Partieron todos los suyos. Traspasaron ese umbral del que
nunca hablamos en primera persona...ya lo harán otros cuando no podamos hablar
más. Se quedó solo. Nunca tuvo esposa, ni hijos, ni nietos a los que malcriar y,
si bien disfrutó alguna vez del cálido abrazo de buenas y entregadas mujeres
que vinieron a salpimentar su asumida rutina, no tuvo en ningún momento la más
mínima intención de saltarse su único credo: pasar desapercibido. Simplemente ser y estar. Nada más. Porque esa
invisibilidad le permitía observar sin ser observado. Narrar para sus adentros
historias inventadas de un mundo que le rodeaba sin apenas tocarlo. Aspiraba a
morir difuminándose, y que su desaparición se llevara –de igual forma- todas
sus pertenencias: su pequeño apartamento, su vieja maleta y su foto. Su única
foto. La que le hizo aquél día…
Nadie recordaba en el pueblo cuándo había llegado, ni de dónde
venía y, si bien le reconocían formas amables en el trato, era este tan escaso
que, con el tiempo, olvidaron que en el tercer piso del viejo edificio de
aquella calle vivía Arturo, el ebanista. La herencia que recibió de una
tía-abuela soltera a la que casi nunca vio le permitió dejar el oficio y vivir
sin lujos, pero sin aprietos.
Su vida transcurría entre largos paseos por Barcelona, la
lectura en la soledad de su hogar y los escritos que, día sí y día también, se
obligaba a inventar para alimentar el alma de poeta que siempre quiso creer que
tenía. No echaba de menos nada ni a nadie…excepto a ella. Un pinchazo de dolor en color sepia le venía a menudo cuando
la mente y el corazón se la recordaban. Luz, se llamaba. Se conocieron de forma
casual un 23 de abril, entre miles y miles de personas y millones de libros y
flores.

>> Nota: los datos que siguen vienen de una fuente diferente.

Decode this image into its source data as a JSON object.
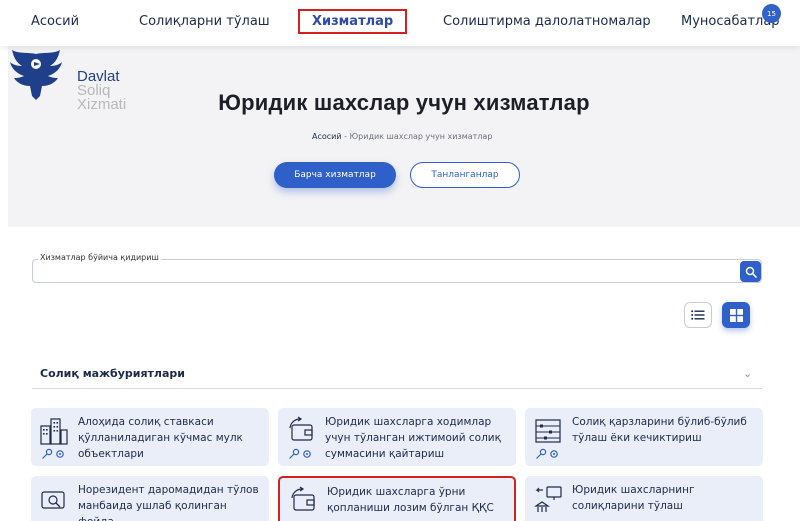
{
  "nav": {
    "items": [
      "Асосий",
      "Солиқларни тўлаш",
      "Хизматлар",
      "Солиштирма далолатномалар",
      "Муносабатлар"
    ],
    "badge": "15"
  },
  "logo": {
    "line1": "Davlat",
    "line2": "Soliq",
    "line3": "Xizmati"
  },
  "hero": {
    "title": "Юридик шахслар учун хизматлар",
    "breadcrumb_home": "Асосий",
    "breadcrumb_current": "- Юридик шахслар учун хизматлар",
    "btn_all": "Барча хизматлар",
    "btn_selected": "Танланганлар"
  },
  "search": {
    "label": "Хизматлар бўйича қидириш",
    "placeholder": ""
  },
  "section": {
    "title": "Солиқ мажбуриятлари"
  },
  "cards": [
    {
      "text": "Алоҳида солиқ ставкаси қўлланиладиган кўчмас мулк объектлари",
      "icon": "buildings-icon"
    },
    {
      "text": "Юридик шахсларга ходимлар учун тўланган ижтимоий солиқ суммасини қайтариш",
      "icon": "wallet-refund-icon"
    },
    {
      "text": "Солиқ қарзларини бўлиб-бўлиб тўлаш ёки кечиктириш",
      "icon": "abacus-icon"
    },
    {
      "text": "Норезидент даромадидан тўлов манбаида ушлаб қолинган фойда",
      "icon": "wallet-search-icon"
    },
    {
      "text": "Юридик шахсларга ўрни қопланиши лозим бўлган ҚҚС суммасини",
      "icon": "wallet-refund-icon"
    },
    {
      "text": "Юридик шахсларнинг солиқларини тўлаш",
      "icon": "bank-transfer-icon"
    }
  ],
  "colors": {
    "primary": "#2f5fc8",
    "highlight": "#d32020",
    "card_bg": "#e9eef8"
  }
}
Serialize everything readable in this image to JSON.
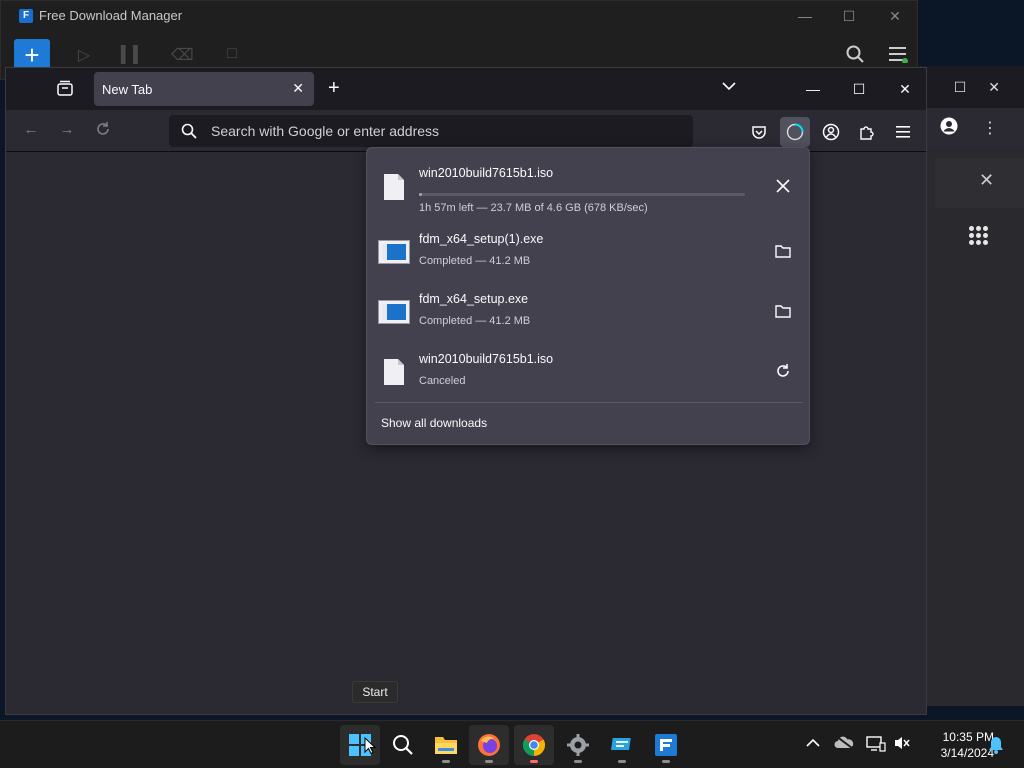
{
  "fdm": {
    "title": "Free Download Manager",
    "add_label": "+"
  },
  "firefox": {
    "tab_title": "New Tab",
    "search_placeholder": "Search with Google or enter address"
  },
  "downloads": {
    "items": [
      {
        "name": "win2010build7615b1.iso",
        "status": "1h 57m left — 23.7 MB of 4.6 GB (678 KB/sec)",
        "type": "iso",
        "progress": 0.005,
        "action": "cancel-icon"
      },
      {
        "name": "fdm_x64_setup(1).exe",
        "status": "Completed — 41.2 MB",
        "type": "exe",
        "action": "folder-icon"
      },
      {
        "name": "fdm_x64_setup.exe",
        "status": "Completed — 41.2 MB",
        "type": "exe",
        "action": "folder-icon"
      },
      {
        "name": "win2010build7615b1.iso",
        "status": "Canceled",
        "type": "iso",
        "action": "retry-icon"
      }
    ],
    "show_all": "Show all downloads"
  },
  "tooltip": "Start",
  "taskbar": {
    "time": "10:35 PM",
    "date": "3/14/2024"
  },
  "colors": {
    "accent": "#1f7ad6",
    "panel_bg": "#42414d",
    "toolbar_bg": "#2b2a33",
    "tabstrip_bg": "#1c1b22"
  }
}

Fueron a coger al mismo tiempo un libro en concreto (una versión de
bolsillo de Los Cachorros, de Mario
Vargas Llosa), sin querer, sus manos se tocaron, pero más lo hicieron sus
miradas y, a partir de aquel momento, sus vidas. Le regalaron al mundo diez
meses de felicidad absoluta, hasta aquella mañana en la que la maldita moto
acabó con todo. Tan sólo le había hecho una foto…y fue a las dos horas de
conocerse, rodeados de rosas de mil colores.
Cada 23 de abril despertaba al alba. Lo hacía lentamente,
casi con parsimonia, como intentando retener al máximo un tiempo con el que
pactó hacía mucho convivir y poca cosa más. Leía algo, una ducha de agua fría,
un café en el momento y un termo para llevar, un par de bocadillos, una botella
grande de agua, la maleta y la foto, tal era su bagaje para empezar el día.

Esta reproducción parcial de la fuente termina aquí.